Di ibu kota New Delhi, wilayah ibu kota yang luas dari 46 juta dan rumah bagi beberapa rumah sakit dengan konsentrasi tertinggi di India, kematian seorang wanita hamil setelah perburuan yang gila-gilaan adalah tanda yang mengkhawatirkan tentang kemampuan negara itu untuk mengatasi gelombang coronavirus baru kasus.
"Dia terus memohon kami untuk menyelamatkan hidupnya, tetapi kami tidak bisa melakukan apa-apa," kata Shailendra Kumar, setelah menyetir adik iparnya, Neelam, dan suaminya selama berjam-jam, hanya untuk ditolak di delapan publik dan swasta rumah sakit.
Kuldeep Kumar sangat marah sejak kehilangan ibunya minggu lalu. Ranbiri Devi sedang menjalani perawatan kanker kandung empedu di sebuah rumah sakit yang dikelola pemerintah di New Delhi ketika ia dites positif terkena virus corona.

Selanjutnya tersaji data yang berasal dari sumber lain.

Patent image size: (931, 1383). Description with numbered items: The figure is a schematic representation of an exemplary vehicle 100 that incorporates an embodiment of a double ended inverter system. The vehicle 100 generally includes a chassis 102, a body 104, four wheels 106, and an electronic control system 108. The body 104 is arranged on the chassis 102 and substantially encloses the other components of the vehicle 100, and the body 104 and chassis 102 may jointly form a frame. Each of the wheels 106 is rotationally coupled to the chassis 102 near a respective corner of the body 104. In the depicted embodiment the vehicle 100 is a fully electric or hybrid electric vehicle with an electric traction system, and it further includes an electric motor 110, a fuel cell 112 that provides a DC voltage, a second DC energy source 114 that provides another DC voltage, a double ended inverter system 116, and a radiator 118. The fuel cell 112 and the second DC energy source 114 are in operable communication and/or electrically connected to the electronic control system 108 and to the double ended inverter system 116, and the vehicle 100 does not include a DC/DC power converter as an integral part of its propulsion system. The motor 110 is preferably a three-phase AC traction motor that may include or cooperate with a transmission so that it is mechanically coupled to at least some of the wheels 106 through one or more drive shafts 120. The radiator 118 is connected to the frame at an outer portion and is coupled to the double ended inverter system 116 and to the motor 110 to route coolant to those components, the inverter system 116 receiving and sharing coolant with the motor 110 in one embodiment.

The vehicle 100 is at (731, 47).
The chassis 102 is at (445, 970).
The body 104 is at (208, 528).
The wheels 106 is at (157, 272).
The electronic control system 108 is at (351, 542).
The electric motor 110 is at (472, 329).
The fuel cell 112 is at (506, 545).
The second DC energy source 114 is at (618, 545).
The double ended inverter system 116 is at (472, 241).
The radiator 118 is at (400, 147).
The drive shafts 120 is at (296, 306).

Rumah sakit memintanya untuk pergi karena tidak berurusan dengan pasien COVID-19. Setelah perjuangan yang panjang, Kumar berhasil mendapatkan ibunya dirawat di rumah sakit swasta, tetapi wanita 53 tahun meninggal karena keterlambatan dalam perawatan. Di Mumbai, kota terparah di India dengan lebih dari 54.000 kasus, pasien membanjiri rumah sakit.
"Ada peningkatan kasus setiap hari. Kami bekerja lembur di tengah kekurangan petugas kesehatan untuk mengatasi situasi ini," kata sekretaris asosiasi dokter negara Ashish Karande.

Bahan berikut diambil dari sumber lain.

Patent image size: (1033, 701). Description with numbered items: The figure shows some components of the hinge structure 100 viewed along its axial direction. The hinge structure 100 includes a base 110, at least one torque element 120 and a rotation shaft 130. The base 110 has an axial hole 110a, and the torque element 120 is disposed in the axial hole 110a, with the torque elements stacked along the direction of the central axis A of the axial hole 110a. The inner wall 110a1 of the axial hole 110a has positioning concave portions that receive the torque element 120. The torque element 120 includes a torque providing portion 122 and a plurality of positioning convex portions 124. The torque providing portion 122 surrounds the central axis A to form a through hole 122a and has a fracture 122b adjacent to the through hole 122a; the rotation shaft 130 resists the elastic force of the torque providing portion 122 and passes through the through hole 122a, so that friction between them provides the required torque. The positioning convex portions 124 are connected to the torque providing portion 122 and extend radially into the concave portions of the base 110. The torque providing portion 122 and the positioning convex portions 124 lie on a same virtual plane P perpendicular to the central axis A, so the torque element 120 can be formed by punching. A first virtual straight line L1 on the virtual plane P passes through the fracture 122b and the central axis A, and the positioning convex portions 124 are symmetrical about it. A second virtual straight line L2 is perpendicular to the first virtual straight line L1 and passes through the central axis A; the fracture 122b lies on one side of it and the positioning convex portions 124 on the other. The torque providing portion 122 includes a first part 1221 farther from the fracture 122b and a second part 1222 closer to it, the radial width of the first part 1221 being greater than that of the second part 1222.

"Kami membuka bangsal baru dan mengubah rumah sakit menjadi fasilitas COVID-19 khusus, tetapi mereka dipenuhi dengan cepat. Situasi ini akan berubah menjadi kritis dengan dicabutnya kuncian."
Pemerintah kota New Delhi minggu ini memperkirakan beban kasus akan meningkat 20 kali lipat menjadi lebih dari setengah juta pada akhir Juli, yang sistem perawatan kesehatannya tampaknya kurang siap. "Lonjakan ini jelas terlihat sekarang sehingga kita berada dalam pertarungan yang sulit," kata Dr Mukesh Kumar, seorang ahli saraf di Rumah Sakit Max pribadi Delhi yang, seperti kebanyakan rekan-rekannya, telah ditarik untuk merawat pasien COVID-19.
"Kami tidak tahu kapan ini akan mencapai puncaknya," kata Dr Deven Juneja, yang bekerja di rumah sakit yang sama.